The biomarkers were cardiac troponin I, N-terminal pro-B-type natriuretic peptide and D-dimer levels

Lead researcher Christian T. Ruff, MD, of Brigham and Women’s Hospital and Harvard Medical School in Boston, and colleagues published their results online in JAMA Cardiology on Oct. 5.

The researchers evaluated data on 4,880 patients from the randomized, double-blind, double-dummy ENGAGE AF-TIMI 48 trial, which compared two, once-daily edoxaban (Savaysa) dose regimens with warfarin. Daiichi Sankyo, which manufactures edoxaban, funded the trial. The FDA approved edoxaban in January 2015 to reduce the risk of stroke and systemic embolism in patients with non-valvular atrial fibrillation.

This prespecified subanalysis included the patients who had all three biomarkers available at randomization. All of the patients had atrial fibrillation and a CHADS2 risk score of 2 or higher. The median age was 71 years old, and 37.3 percent of the patients were women.

The researchers mentioned that physicians typically use the CHA2DS2-VASc score to identify patients’ risk of thromboembolism and whether they will benefit from anticoagulant therapy.

After the researchers adjusted for the CHA2DS2-VASc score, there was a statistically significant 2.8-fold to 4.2-fold gradient of risk of stroke, systemic embolic event or death when they compared the highest and lowest concentrations for each of the biomarkers. There was also a 1.6-fold to 3.9 fold gradient for stroke and systemic embolic event alone.

Based on a multimarker risk score that the researchers developed, the rate of stroke, systemic embolic event or death ranged from 1.2 percent per year in patients with a biomarker score of 0 to 21.1 percent per year in patients with a biomarker score of 10 to 11. When using the CHA2DS2-VASc score, the rate ranged from 2.2 percent in patients with a CHA2DS2-VASc score of 2 to 9.9 percent per year in patients with a CHA2DS2-VASc score of 8 to 9.

Thus, the researchers noted that the biomarker score identified more than a 15-fold gradient of risk after adjusting for the CHA2 DS2 - VASc score as well as a 7-fold gradient of risk for stroke and systolic embolic event alone after adjusting for the CHA2DS2-VASc score.

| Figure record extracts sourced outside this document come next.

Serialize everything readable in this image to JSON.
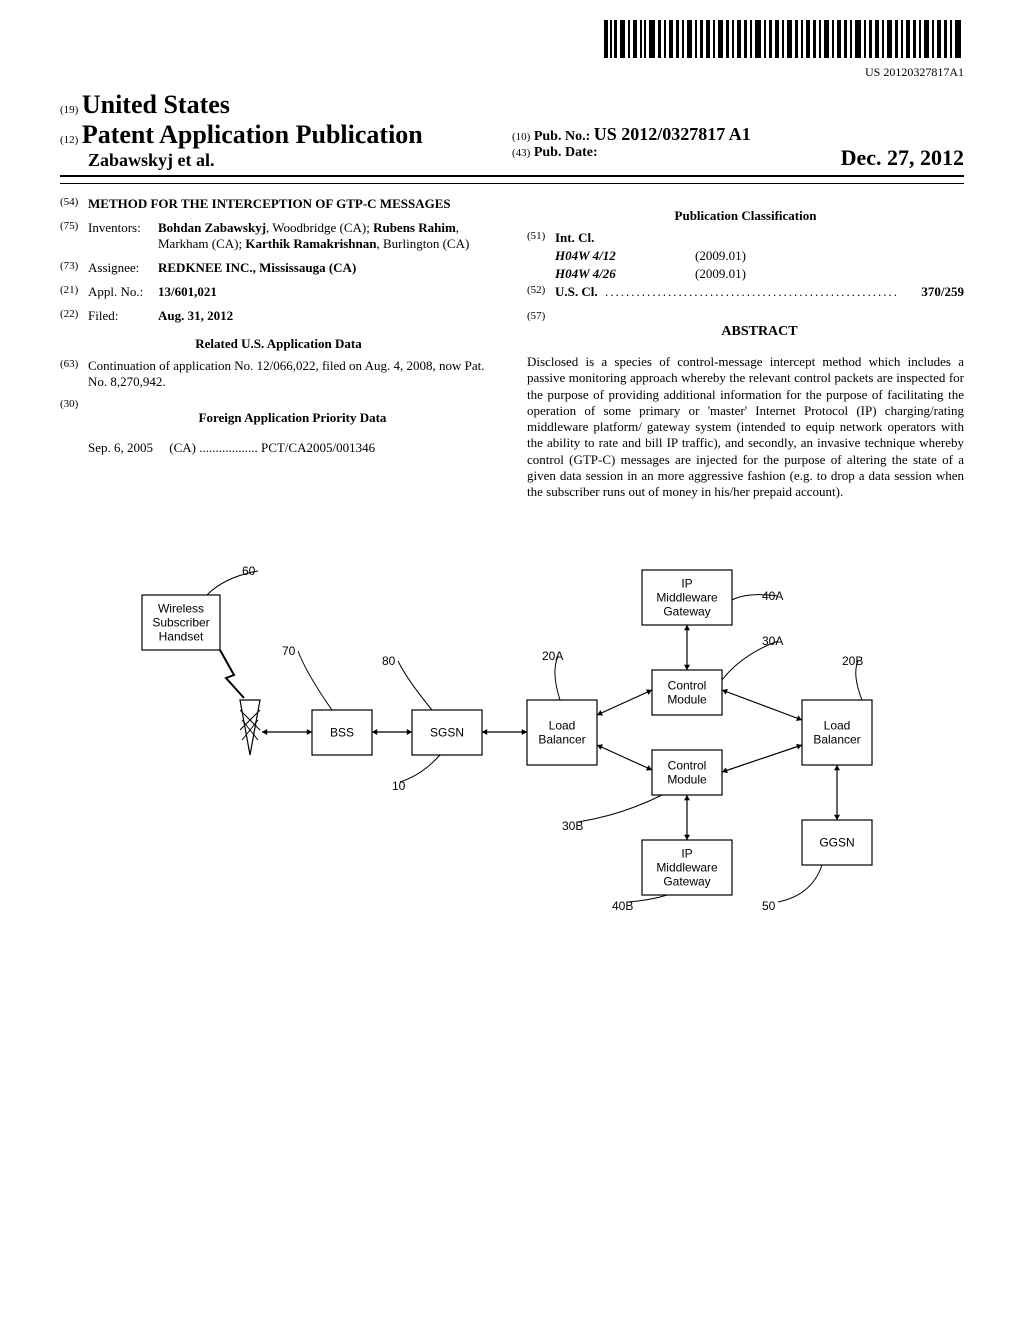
{
  "barcode_text": "US 20120327817A1",
  "header": {
    "country_num": "(19)",
    "country": "United States",
    "pub_num": "(12)",
    "pub_title": "Patent Application Publication",
    "authors": "Zabawskyj et al.",
    "pubno_num": "(10)",
    "pubno_label": "Pub. No.:",
    "pubno_value": "US 2012/0327817 A1",
    "pubdate_num": "(43)",
    "pubdate_label": "Pub. Date:",
    "pubdate_value": "Dec. 27, 2012"
  },
  "left": {
    "title_num": "(54)",
    "title": "METHOD FOR THE INTERCEPTION OF GTP-C MESSAGES",
    "inventors_num": "(75)",
    "inventors_label": "Inventors:",
    "inventors_html": "<span class='inventor-name'>Bohdan Zabawskyj</span>, Woodbridge (CA); <span class='inventor-name'>Rubens Rahim</span>, Markham (CA); <span class='inventor-name'>Karthik Ramakrishnan</span>, Burlington (CA)",
    "assignee_num": "(73)",
    "assignee_label": "Assignee:",
    "assignee_value": "REDKNEE INC., Mississauga (CA)",
    "applno_num": "(21)",
    "applno_label": "Appl. No.:",
    "applno_value": "13/601,021",
    "filed_num": "(22)",
    "filed_label": "Filed:",
    "filed_value": "Aug. 31, 2012",
    "related_heading": "Related U.S. Application Data",
    "cont_num": "(63)",
    "cont_text": "Continuation of application No. 12/066,022, filed on Aug. 4, 2008, now Pat. No. 8,270,942.",
    "foreign_num": "(30)",
    "foreign_heading": "Foreign Application Priority Data",
    "foreign_date": "Sep. 6, 2005",
    "foreign_country": "(CA)",
    "foreign_value": "PCT/CA2005/001346"
  },
  "right": {
    "pubclass_heading": "Publication Classification",
    "intcl_num": "(51)",
    "intcl_label": "Int. Cl.",
    "intcl": [
      {
        "code": "H04W 4/12",
        "year": "(2009.01)"
      },
      {
        "code": "H04W 4/26",
        "year": "(2009.01)"
      }
    ],
    "uscl_num": "(52)",
    "uscl_label": "U.S. Cl.",
    "uscl_value": "370/259",
    "abstract_num": "(57)",
    "abstract_heading": "ABSTRACT",
    "abstract_text": "Disclosed is a species of control-message intercept method which includes a passive monitoring approach whereby the relevant control packets are inspected for the purpose of providing additional information for the purpose of facilitating the operation of some primary or 'master' Internet Protocol (IP) charging/rating middleware platform/ gateway system (intended to equip network operators with the ability to rate and bill IP traffic), and secondly, an invasive technique whereby control (GTP-C) messages are injected for the purpose of altering the state of a given data session in an more aggressive fashion (e.g. to drop a data session when the subscriber runs out of money in his/her prepaid account)."
  },
  "figure": {
    "nodes": {
      "handset": {
        "label": "Wireless\nSubscriber\nHandset",
        "ref": "60"
      },
      "bss": {
        "label": "BSS",
        "ref": "70"
      },
      "sgsn": {
        "label": "SGSN",
        "ref": "80"
      },
      "sgsn_down_ref": "10",
      "lb_a": {
        "label": "Load\nBalancer",
        "ref": "20A"
      },
      "cm_a": {
        "label": "Control\nModule",
        "ref": "30A"
      },
      "cm_b": {
        "label": "Control\nModule",
        "ref": "30B"
      },
      "gw_a": {
        "label": "IP\nMiddleware\nGateway",
        "ref": "40A"
      },
      "gw_b": {
        "label": "IP\nMiddleware\nGateway",
        "ref": "40B"
      },
      "lb_b": {
        "label": "Load\nBalancer",
        "ref": "20B"
      },
      "ggsn": {
        "label": "GGSN",
        "ref": "50"
      }
    },
    "colors": {
      "stroke": "#000000",
      "fill": "#ffffff",
      "text": "#000000"
    },
    "font_size": 12,
    "line_width": 1.2
  }
}
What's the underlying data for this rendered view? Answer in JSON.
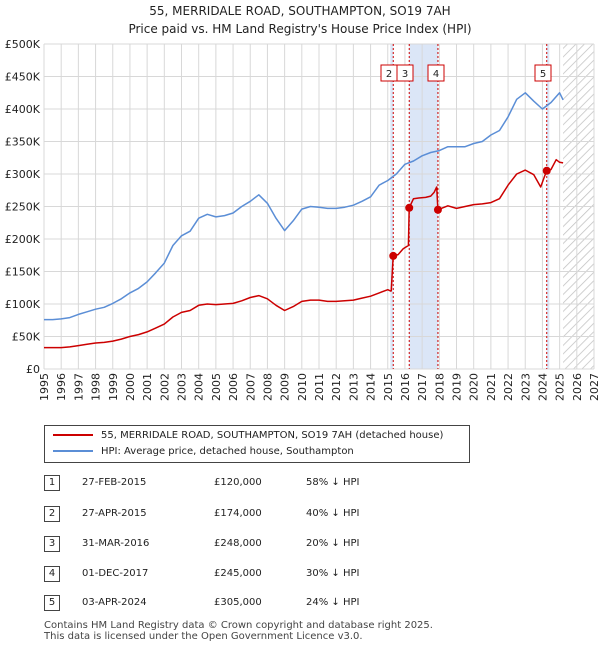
{
  "title": "55, MERRIDALE ROAD, SOUTHAMPTON, SO19 7AH",
  "subtitle": "Price paid vs. HM Land Registry's House Price Index (HPI)",
  "colors": {
    "property": "#cc0000",
    "hpi": "#5b8ed6",
    "grid": "#d8d8d8",
    "sale_band": "#dbe6f7",
    "future_hatch": "#c0c0c0",
    "axis_text": "#222222"
  },
  "legend": {
    "property_label": "55, MERRIDALE ROAD, SOUTHAMPTON, SO19 7AH (detached house)",
    "hpi_label": "HPI: Average price, detached house, Southampton"
  },
  "transactions": [
    {
      "num": "1",
      "date": "27-FEB-2015",
      "price": "£120,000",
      "hpi": "58% ↓ HPI"
    },
    {
      "num": "2",
      "date": "27-APR-2015",
      "price": "£174,000",
      "hpi": "40% ↓ HPI"
    },
    {
      "num": "3",
      "date": "31-MAR-2016",
      "price": "£248,000",
      "hpi": "20% ↓ HPI"
    },
    {
      "num": "4",
      "date": "01-DEC-2017",
      "price": "£245,000",
      "hpi": "30% ↓ HPI"
    },
    {
      "num": "5",
      "date": "03-APR-2024",
      "price": "£305,000",
      "hpi": "24% ↓ HPI"
    }
  ],
  "footer": {
    "line1": "Contains HM Land Registry data © Crown copyright and database right 2025.",
    "line2": "This data is licensed under the Open Government Licence v3.0."
  },
  "chart_data": {
    "type": "line",
    "title": "55, MERRIDALE ROAD, SOUTHAMPTON, SO19 7AH",
    "subtitle": "Price paid vs. HM Land Registry's House Price Index (HPI)",
    "xlabel": "",
    "ylabel": "",
    "xlim": [
      1995,
      2027
    ],
    "ylim": [
      0,
      500000
    ],
    "x_ticks": [
      "1995",
      "1996",
      "1997",
      "1998",
      "1999",
      "2000",
      "2001",
      "2002",
      "2003",
      "2004",
      "2005",
      "2006",
      "2007",
      "2008",
      "2009",
      "2010",
      "2011",
      "2012",
      "2013",
      "2014",
      "2015",
      "2016",
      "2017",
      "2018",
      "2019",
      "2020",
      "2021",
      "2022",
      "2023",
      "2024",
      "2025",
      "2026",
      "2027"
    ],
    "y_ticks": [
      {
        "value": 0,
        "label": "£0"
      },
      {
        "value": 50000,
        "label": "£50K"
      },
      {
        "value": 100000,
        "label": "£100K"
      },
      {
        "value": 150000,
        "label": "£150K"
      },
      {
        "value": 200000,
        "label": "£200K"
      },
      {
        "value": 250000,
        "label": "£250K"
      },
      {
        "value": 300000,
        "label": "£300K"
      },
      {
        "value": 350000,
        "label": "£350K"
      },
      {
        "value": 400000,
        "label": "£400K"
      },
      {
        "value": 450000,
        "label": "£450K"
      },
      {
        "value": 500000,
        "label": "£500K"
      }
    ],
    "grid": true,
    "future_start": 2025.2,
    "sale_bands": [
      {
        "from": 2015.15,
        "to": 2015.32
      },
      {
        "from": 2016.25,
        "to": 2017.92
      },
      {
        "from": 2024.25,
        "to": 2024.4
      }
    ],
    "markers": [
      {
        "label": "2",
        "x": 2015.32,
        "value": 174000
      },
      {
        "label": "3",
        "x": 2016.25,
        "value": 248000
      },
      {
        "label": "4",
        "x": 2017.92,
        "value": 245000
      },
      {
        "label": "5",
        "x": 2024.25,
        "value": 305000
      }
    ],
    "series": [
      {
        "name": "HPI: Average price, detached house, Southampton",
        "x": [
          1995,
          1995.5,
          1996,
          1996.5,
          1997,
          1997.5,
          1998,
          1998.5,
          1999,
          1999.5,
          2000,
          2000.5,
          2001,
          2001.5,
          2002,
          2002.5,
          2003,
          2003.5,
          2004,
          2004.5,
          2005,
          2005.5,
          2006,
          2006.5,
          2007,
          2007.5,
          2008,
          2008.5,
          2009,
          2009.5,
          2010,
          2010.5,
          2011,
          2011.5,
          2012,
          2012.5,
          2013,
          2013.5,
          2014,
          2014.5,
          2015,
          2015.5,
          2016,
          2016.5,
          2017,
          2017.5,
          2018,
          2018.5,
          2019,
          2019.5,
          2020,
          2020.5,
          2021,
          2021.5,
          2022,
          2022.5,
          2023,
          2023.5,
          2024,
          2024.5,
          2025,
          2025.2
        ],
        "values": [
          76000,
          76000,
          77000,
          79000,
          84000,
          88000,
          92000,
          95000,
          101000,
          108000,
          117000,
          124000,
          134000,
          148000,
          163000,
          190000,
          205000,
          212000,
          232000,
          238000,
          234000,
          236000,
          240000,
          250000,
          258000,
          268000,
          255000,
          232000,
          213000,
          228000,
          246000,
          250000,
          249000,
          247000,
          247000,
          249000,
          252000,
          258000,
          265000,
          283000,
          290000,
          300000,
          315000,
          320000,
          328000,
          333000,
          336000,
          342000,
          342000,
          342000,
          347000,
          350000,
          360000,
          367000,
          388000,
          415000,
          425000,
          412000,
          400000,
          410000,
          425000,
          414000
        ]
      },
      {
        "name": "55, MERRIDALE ROAD, SOUTHAMPTON, SO19 7AH (detached house)",
        "x": [
          1995,
          1995.5,
          1996,
          1996.5,
          1997,
          1997.5,
          1998,
          1998.5,
          1999,
          1999.5,
          2000,
          2000.5,
          2001,
          2001.5,
          2002,
          2002.5,
          2003,
          2003.5,
          2004,
          2004.5,
          2005,
          2005.5,
          2006,
          2006.5,
          2007,
          2007.5,
          2008,
          2008.5,
          2009,
          2009.5,
          2010,
          2010.5,
          2011,
          2011.5,
          2012,
          2012.5,
          2013,
          2013.5,
          2014,
          2014.5,
          2015,
          2015.16,
          2015.2,
          2015.32,
          2015.6,
          2015.9,
          2016.2,
          2016.25,
          2016.5,
          2016.8,
          2017.2,
          2017.5,
          2017.7,
          2017.85,
          2017.92,
          2018.2,
          2018.5,
          2019,
          2019.5,
          2020,
          2020.5,
          2021,
          2021.5,
          2022,
          2022.5,
          2023,
          2023.5,
          2023.9,
          2024.1,
          2024.25,
          2024.5,
          2024.8,
          2025,
          2025.2
        ],
        "values": [
          33000,
          33000,
          33000,
          34000,
          36000,
          38000,
          40000,
          41000,
          43000,
          46000,
          50000,
          53000,
          57000,
          63000,
          69000,
          80000,
          87000,
          90000,
          98000,
          100000,
          99000,
          100000,
          101000,
          105000,
          110000,
          113000,
          108000,
          98000,
          90000,
          96000,
          104000,
          106000,
          106000,
          104000,
          104000,
          105000,
          106000,
          109000,
          112000,
          117000,
          122000,
          120000,
          120000,
          174000,
          176000,
          185000,
          190000,
          248000,
          262000,
          263000,
          264000,
          266000,
          272000,
          280000,
          245000,
          248000,
          251000,
          247000,
          250000,
          253000,
          254000,
          256000,
          262000,
          283000,
          300000,
          306000,
          299000,
          280000,
          295000,
          305000,
          307000,
          322000,
          318000,
          317000
        ]
      }
    ]
  }
}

“Our data support the concept that biomarkers may contribute significant additional information regarding risk that could affect management,” the researchers wrote. “Across each CHA2DS2-VASc stratum, the multimarker score consistently identified a 4-fold to 6-fold gradient of risk regardless of whether patients had a CHA2DS2-VASc score of 2 or 8.”

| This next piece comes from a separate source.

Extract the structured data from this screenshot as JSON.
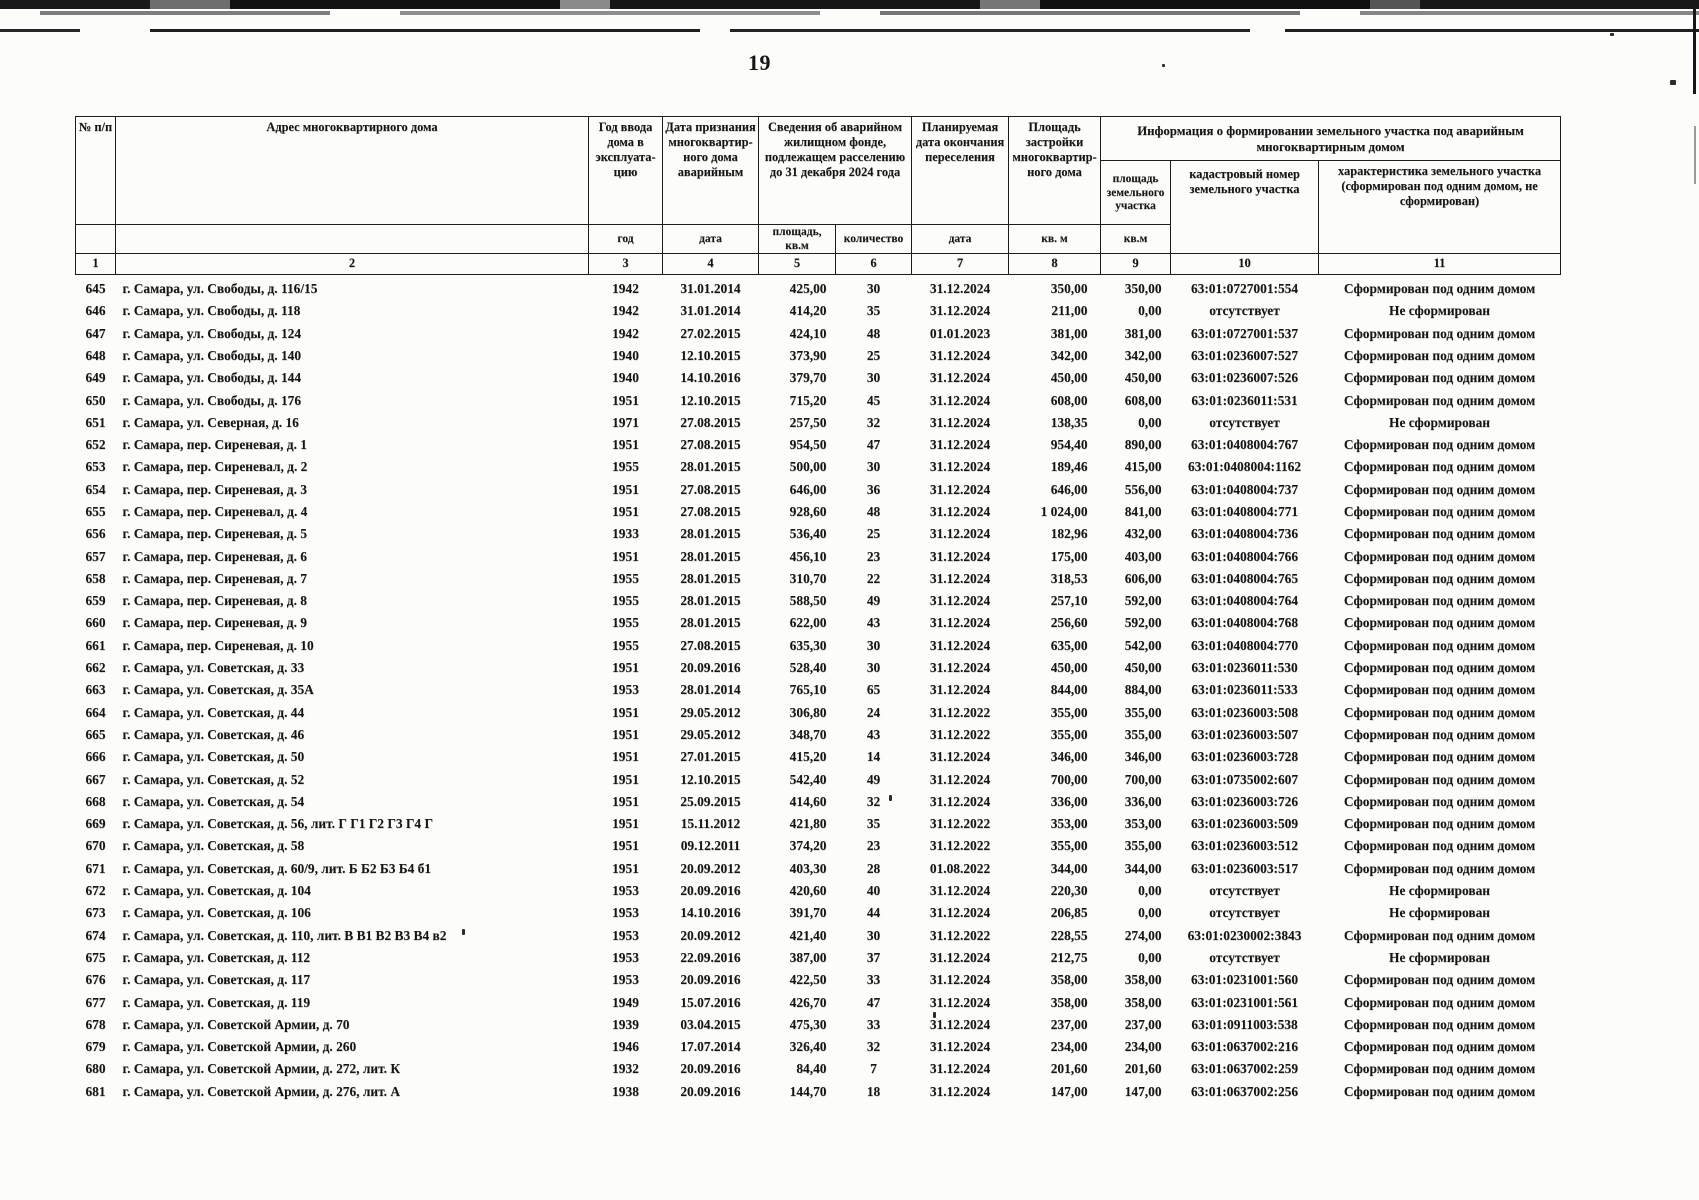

The researchers acknowledged a few limitations of the study. For instance, patients in the trial received anticoagulation, but the researchers developed clinical risk stratification scores in patients who did not receive anticoagulation. They also mentioned that the CHA2DS2-VASc score predicts thromboembolic events, whereas the researchers also included mortality in their endpoint. In addition, they noted that the multimarker score is still a prototype and will undergo further refinement.

“Use of the multimarker risk score significantly enhanced prognostic accuracy and reclassification,” the researchers wrote. “Incorporation of biomarkers into clinical decision making to define therapeutic management in atrial fibrillation warrants consideration.”